Empenada’s voor Volendam
De sportief ogende dertiger Nick uit Volendam heeft zijn vork gezet in een stukje (biologische) taart, terwijl vriendin Martine geniet van een hartige hap. Ze zijn voor het eerst op de Pure Markt in Oost en zeker niet voor het laatst. ‘Ik heb hier al allerlei lekkere dingen gezien, olie, pasta…’ zegt Nick. ‘Empenada’s… die gaan we ook proberen‘ vult Martine aan. In gedachten heeft Nick ‘al twee shoppers’ met boodschappen gevuld. Goed dat ze met de auto zijn gekomen. Ze zijn speciaal voor de Pure Markt uit Volendam gekomen. In hun woonplaats is men niet zo bezig met het ‘biologische gebeuren’. Nick en Martine worden toegeknikt door een passerende man en zijn vrouw. De heer en mevrouw Van der Steenstraeten (respectievelijk 69 en 70 jaar) uit Diemen blijken trouwe bezoekers te zijn van de Pure Markt. Opgewekt bekennen ze dat ze ‘hier echt nooit iets kopen. Nóóit’. Proeven doen ze alleen van de sfeer. ‘Het is hier zo gezellig, wij vinden de mensen zo ontzettend aardig,’ zegt mevrouw Van der Steenstraeten. Eten doen ze pas als ze weer in Diemen zijn, legt meneer Van der Steenstraeten uit: ‘Ik ben een kritische eter, ik eet graag waar ik aan gewend ben.’

Wit
‘Ze mag wel maar ze durft niet,’ zegt Annemarie (35) over haar oudste dochtertje, terwijl ze de jongste in de babywagen hapjes voert. Haar dochter durft niet in de draaimolen. De schoorsteen op het terrein wordt als vanouds weer bezet door een ooievaarsgezin, op die hoogte moet goed te zien zijn dat de markt met het uur drukker wordt. Annemarie woont ‘om de hoek’ bij Park Frankendael, de Pure Markt is voor haar een plek om vrienden te ontmoeten met wie ze tot het eind van de middag geniet van de sfeer, met een goed glas wijn in de hand. Het dochtertje kijkt naar de zwierende kindjes in de kleine draaimolen, terwijl op het grasveld ernaast groepjes mensen zitten te praten en te zonnen. Opnieuw valt op dat de meeste bezoekers witte dertigers zijn uit de Watergraafsmeer.

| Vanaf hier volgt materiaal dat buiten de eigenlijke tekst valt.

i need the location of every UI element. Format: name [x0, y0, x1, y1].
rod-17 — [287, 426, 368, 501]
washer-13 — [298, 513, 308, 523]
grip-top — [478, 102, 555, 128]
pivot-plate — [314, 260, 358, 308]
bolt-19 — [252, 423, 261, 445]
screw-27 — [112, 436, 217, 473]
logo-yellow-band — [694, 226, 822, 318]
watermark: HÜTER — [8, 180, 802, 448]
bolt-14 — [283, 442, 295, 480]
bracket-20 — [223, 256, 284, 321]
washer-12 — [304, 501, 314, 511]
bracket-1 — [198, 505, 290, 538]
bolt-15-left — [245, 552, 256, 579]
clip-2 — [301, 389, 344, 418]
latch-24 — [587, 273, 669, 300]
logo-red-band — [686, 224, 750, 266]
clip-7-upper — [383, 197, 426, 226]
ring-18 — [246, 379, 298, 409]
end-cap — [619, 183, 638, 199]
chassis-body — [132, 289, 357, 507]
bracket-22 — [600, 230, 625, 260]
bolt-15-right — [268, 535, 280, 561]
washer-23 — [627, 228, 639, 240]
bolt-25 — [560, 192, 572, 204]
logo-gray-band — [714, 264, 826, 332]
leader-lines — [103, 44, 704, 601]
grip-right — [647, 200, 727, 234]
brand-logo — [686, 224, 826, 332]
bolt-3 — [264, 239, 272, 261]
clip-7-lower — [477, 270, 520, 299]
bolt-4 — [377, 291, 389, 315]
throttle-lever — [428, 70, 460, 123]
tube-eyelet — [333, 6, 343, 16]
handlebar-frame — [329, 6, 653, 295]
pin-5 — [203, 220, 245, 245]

Het ambacht van het maken van een product is de bindende factor van de kraamhouders
Ook de meeste standhouders zijn wit. ‘De producten op de Pure Markt zijn niet goedkoop, je trekt er een bepaald welstandig, overwegend wit publiek mee,’ bevestigt Boukje, partner van Paul Wiering van biologische bamboe- en tuinplantenkwekerij Wiering. Hun kraam op de Pure Markt wordt goed bezocht, op IJburg ook, ‘maar daar is nog niets op het gebied van markten’. Paul en Boukje kozen voor IJburg toen hun aanvraag voor de populaire Zuidmarkt resulteerde in een plek op een lange wachtlijst. Alle planten en bloemen die ze op de markten verkopen zijn door Paul Wiering zelf gekweekt op zijn stuk grond in Weesp –zonder chemische bestrijdingsmiddelen, ook de bloembollen die voor de vorst de grond in gaan. Door zijn grote ervaring kan Paul Wiering klanten haarfijn uitleggen wat er komt kijken bij het kweken van biologisch groen en hoe je het thuis onderhoudt. Kom daar eens om bij de jongens en meisjes van het tuincentrum! ‘Weet je dat er in dat tuincentrum planten staan die het zonlicht niet eens kunnen verdragen omdat ze teveel kalk hebben gezien?’